I remember being at an AIFMG training course in 2012. There was a discussion about whether a road is really an asset. From a Local Government’s point of view, why isn’t a road considered a liability? After all, it requires effort and expenditure, it must be maintained, and it must be replaced. Should it really be called an asset?
But from a wider perspective a useful road is definitely an asset. We can easily see this, because when it is consumed, the community wants another one. Of course an asset has associated costs; that in itself does not make it a liability. What makes it an asset is that its benefits outweigh the costs.
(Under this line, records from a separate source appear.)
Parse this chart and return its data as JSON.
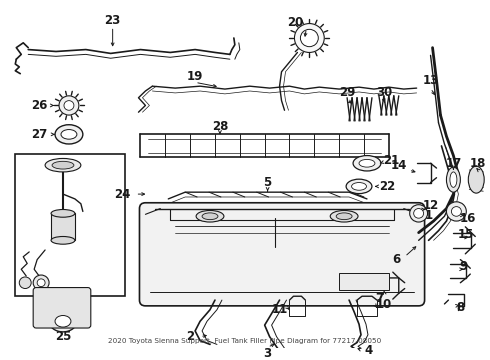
{
  "title": "2020 Toyota Sienna Support, Fuel Tank Filler Pipe Diagram for 77217-08050",
  "bg_color": "#ffffff",
  "line_color": "#1a1a1a",
  "fig_width": 4.9,
  "fig_height": 3.6,
  "dpi": 100
}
Now look at the dangers of the silo effect in the discussion about the road. From the limited perspective of the asset custodian it would be much easier to entertain the notion that a road is a liability. The custodian bears the burden of the effort and records the expenditure. But when we extend our horizon to include all the relevant factors and actors, we see that it is an asset.
The comparison between road and rail in the last post is an interesting case study. May I venture to say that it is always possible, by drawing a small enough perimeter, to decide that any piece of infrastructure is a liability? The perspective just needs to be small enough to exclude the funding mechanism and the benefits to the end users.
In the road vs rail example mentioned, the economist unconsciously placed a circle of reasoning around both road and rail. In the road circle, he discovered a satisfactory funding mechanism; in the rail circle, he did not. So he reached his conclusion because he was looking for local net benefits. If on the other hand he had used a horizon instead of a silo, he would have been looking for system-wide benefits.
(Admittedly, it is much harder to comprehend funding mechanisms and benefits that are outside your silo even if inside your horizon.)